A Beautiful Mind – Akıl Oyunları
2001 yılında vizyona giren Akıl Oyunları dahi matematikçi John Forbes Nash’in hayat hikâyesini anlatıyor. Delilik ve dâhilik çizgisinde göz alıcı bir dans sergileyen film arka planda sunulan aslında yalnızlıklarla bezenmiş olan aşk öyküsü ile romantik yanlarımıza da hitap ediyor. Finalinde azmin zaferine bir kez daha tanık olmamızı sağlayan Akıl Oyunları bol ödüllü filmlerden biri olarak başarısının büyük kitlelerin yanı sıra sinema otoritelerince de tescillenmiş olmasının gururunu yaşıyor. Soğuk savaş döneminde geçen film ayrıca soundtrackinin başarısı ile de göz dolduruyor. Film izleyicilerine zorlukları yenmenin mümkün olmadığı durumlarda onlarla yaşamanın mümkün olabileceğini göstererek benzeri senaryolara sahip pek çok film arasında verdiği mesajlar ile fark yaratıyor.
Leon – Sevginin Gücü
Başrollerini Natalie Portman ve Jean Reno’nun paylaştığı Leon insanın boğazında bir yumruya neden olan ve tekrar tekrar izleme isteği uyandıran filmler arasında yer alıyor. Birbirlerinden başka kaybedecek hiçbir şeyleri olmayan acımasız bir katil ile 12 yaşındaki masum bir kızın öyküsünü anlatan Leon sonu ile pek çok izleyicisinin gözyaşlarıyla buluşmasına neden oluyor. Film kusursuz senaryosu, yansıtmak istediği duygulara izleyiciye abartıdan uzak vermesi ve oyuncularının muhteşem performansı ile unutulmaz filmler arasındaki haklı yerini alıyor. Ayrıca Sting’in eşsiz performansına sahne olan ve filmin finalinde yer alan Shape of My Heart isimli parçanın da filmin bıraktığı izi perçinlediğini belirtmek gerekiyor. Leon içerisinde aşk, dram, aksiyon, komedi ve az da olsa gerilim öğelerini aynı anda barındırarak tam da hayat gibi bir film dedirtiyor.
Inception – Başlangıç
Christopher Nolan’ın yönetmenliğini yaptığı ve 8.8 IMDB puanına sahip olan Inception gizem ve bilim kurgu türünün en etkileyici örneklerinden biri olarak kabul ediliyor. Oyuncu kadrosunun gücü ile de dikkat çeken Inception başkalarının rüyalarına girerek fikir hırsızlığı yapan Cobb’un ve arkadaşlarının öyküsünü anlatıyor.

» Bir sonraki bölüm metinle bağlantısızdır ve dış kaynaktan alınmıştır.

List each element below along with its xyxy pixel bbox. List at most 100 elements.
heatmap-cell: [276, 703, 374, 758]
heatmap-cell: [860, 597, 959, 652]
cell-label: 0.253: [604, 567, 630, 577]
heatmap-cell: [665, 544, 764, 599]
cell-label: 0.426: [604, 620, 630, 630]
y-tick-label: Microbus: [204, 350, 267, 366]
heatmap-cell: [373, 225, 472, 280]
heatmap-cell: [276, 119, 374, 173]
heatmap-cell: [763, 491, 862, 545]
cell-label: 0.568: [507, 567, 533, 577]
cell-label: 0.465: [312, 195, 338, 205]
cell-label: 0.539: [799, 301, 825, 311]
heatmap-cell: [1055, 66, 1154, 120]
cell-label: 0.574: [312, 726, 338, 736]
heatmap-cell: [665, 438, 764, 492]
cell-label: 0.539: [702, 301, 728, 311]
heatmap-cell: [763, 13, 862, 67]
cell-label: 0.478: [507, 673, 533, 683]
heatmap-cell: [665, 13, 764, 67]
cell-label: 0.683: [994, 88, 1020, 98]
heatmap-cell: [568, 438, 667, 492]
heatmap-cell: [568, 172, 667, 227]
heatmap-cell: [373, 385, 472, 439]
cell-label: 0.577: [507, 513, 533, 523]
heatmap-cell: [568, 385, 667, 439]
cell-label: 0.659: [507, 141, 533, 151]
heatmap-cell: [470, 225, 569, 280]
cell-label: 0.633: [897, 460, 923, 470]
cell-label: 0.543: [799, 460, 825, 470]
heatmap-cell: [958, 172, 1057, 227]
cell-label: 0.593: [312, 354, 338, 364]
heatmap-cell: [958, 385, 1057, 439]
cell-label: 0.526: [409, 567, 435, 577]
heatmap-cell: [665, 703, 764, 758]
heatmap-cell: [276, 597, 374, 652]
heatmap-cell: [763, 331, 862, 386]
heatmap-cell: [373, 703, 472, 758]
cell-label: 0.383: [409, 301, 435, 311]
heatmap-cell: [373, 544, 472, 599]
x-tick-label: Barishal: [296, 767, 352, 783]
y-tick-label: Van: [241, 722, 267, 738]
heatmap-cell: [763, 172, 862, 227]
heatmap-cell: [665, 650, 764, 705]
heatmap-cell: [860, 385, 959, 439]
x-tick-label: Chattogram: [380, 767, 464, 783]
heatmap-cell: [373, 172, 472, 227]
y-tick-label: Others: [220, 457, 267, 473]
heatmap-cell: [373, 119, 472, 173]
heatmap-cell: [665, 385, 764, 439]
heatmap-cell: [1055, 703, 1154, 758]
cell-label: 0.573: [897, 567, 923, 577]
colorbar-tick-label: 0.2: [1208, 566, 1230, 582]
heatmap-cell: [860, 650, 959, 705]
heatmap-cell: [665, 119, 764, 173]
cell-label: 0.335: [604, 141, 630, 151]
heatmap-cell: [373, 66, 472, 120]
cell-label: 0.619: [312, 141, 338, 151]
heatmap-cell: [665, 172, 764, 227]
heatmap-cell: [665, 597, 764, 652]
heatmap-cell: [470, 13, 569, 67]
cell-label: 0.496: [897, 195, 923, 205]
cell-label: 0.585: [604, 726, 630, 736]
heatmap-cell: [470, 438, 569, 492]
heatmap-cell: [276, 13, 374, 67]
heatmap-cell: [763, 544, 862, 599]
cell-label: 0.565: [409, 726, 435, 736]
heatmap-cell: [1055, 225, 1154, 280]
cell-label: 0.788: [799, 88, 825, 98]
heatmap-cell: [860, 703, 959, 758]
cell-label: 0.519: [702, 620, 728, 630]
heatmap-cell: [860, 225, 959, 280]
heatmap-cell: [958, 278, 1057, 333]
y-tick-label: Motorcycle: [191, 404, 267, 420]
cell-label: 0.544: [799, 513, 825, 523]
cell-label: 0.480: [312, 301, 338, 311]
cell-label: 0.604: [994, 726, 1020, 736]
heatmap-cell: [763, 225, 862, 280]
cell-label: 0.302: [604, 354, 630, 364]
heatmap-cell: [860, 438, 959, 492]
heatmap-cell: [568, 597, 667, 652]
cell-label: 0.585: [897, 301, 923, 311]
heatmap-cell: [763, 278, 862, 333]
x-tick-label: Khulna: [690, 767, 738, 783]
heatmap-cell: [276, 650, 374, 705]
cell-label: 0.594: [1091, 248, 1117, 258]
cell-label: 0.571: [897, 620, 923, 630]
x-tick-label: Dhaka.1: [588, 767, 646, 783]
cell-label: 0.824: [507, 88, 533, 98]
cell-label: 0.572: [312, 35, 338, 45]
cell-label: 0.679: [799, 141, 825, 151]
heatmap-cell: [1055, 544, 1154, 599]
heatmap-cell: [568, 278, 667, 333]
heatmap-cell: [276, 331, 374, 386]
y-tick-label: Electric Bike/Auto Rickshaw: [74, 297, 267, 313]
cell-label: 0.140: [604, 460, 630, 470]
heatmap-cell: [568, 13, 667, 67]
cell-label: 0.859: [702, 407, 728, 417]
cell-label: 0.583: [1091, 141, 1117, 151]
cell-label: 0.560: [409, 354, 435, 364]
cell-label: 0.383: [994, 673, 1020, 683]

Sekiz dalda aday gösterildiği Oscar Ödül Töreni’nden 4 altın heykel ile dönen Inception dünya sinemasındaki başyapıtlardan biri olarak kabul ediliyor. Inception akıl almaz kurgusu, bir an düşmeyen temposu, diyalogları, oyuncularının performansı ve film müzikleri ile izleyicilerine eşsiz bir sinema şöleni vadediyor.
Gladiator – Gladyatör
General Maximus’un gladyatör Maximus’a dönüşmesi ve ailesinin intikamını alması sürecini anlatan Gladyatör kullanılan görsel efektleri ile göz dolduruyor. Bununla birlikte Gladyatör bir adam ve onun intikamından çıkan bir film olarak bundan çok daha fazlasını ortaya koyuyor. Tarih sayfalarında dolaşan filmleri sevenler için tam bir ziyafet sayılabilecek olan film içerdiği epik öğeler ile de izleyicinin kalbini çalmayı başarıyor. Sinemaseverlere bir de müjdemiz var! 11 Oscar sahibi ve 2000 yapımı olan Gladyatör filminin devamı çekiliyor. İlk filmde İmparator Commodus’un kız kardeşi Lucilla’nın oğlu olan Lucius’un hikâyesinin anlatılacağı devam filmi sinemaseverlerin şimdiden sabırsızlanmasına neden oluyor.
V For Vendetta
David Lloyd tarafından çizilen ve Alan Moore’un yazdığı çizgi roman serisinden uyarlanan V For Vendetta’nın sahneleri oluşturulurken David Lloyd’un çizimlerinden yararlanılmış. Uzunluğuna rağmen izleyenleri sıkmayan bir akıcılığa sahip olan V For Vendetta sadece aksiyon sahnelerinden ibaret bir film olmayışı ile dikkat çekiyor. Özgürlüğün önemini anlayabilmek için insanların özgürlükten mahrum kalması gerektiğini adeta izleyicilerine parmak basa basa anlatan V For Vendetta anarşi ve şiddet tek başlarına yıkıcı birer kavramken birer tercih nedeni olup olamayacağını sorgulatıyor. Barındırdığı mesaj dolu replikleri, filmin başrolündeki Hugo Weaving’in yüzündeki maskeye rağmen duygularını geçirmekteki inanılmaz başarısı ve müzikleri ile V For Vendetta pek çok kişi için unutulmaz filmler kategorisinde olup defalarca izleniliyor.
Bu yazımızda sinema tarihinde ve izleyenlerin kalplerinde derin izler bırakan ve büyük çoğunluğun unutulmaz filmler olduklarını düşündüğü filmlere yer verdik. Bu kategoriye alınabilecek yüzlerce film daha olduğunu unutmamanızı öneriyor ve iyi seyirler diliyoruz.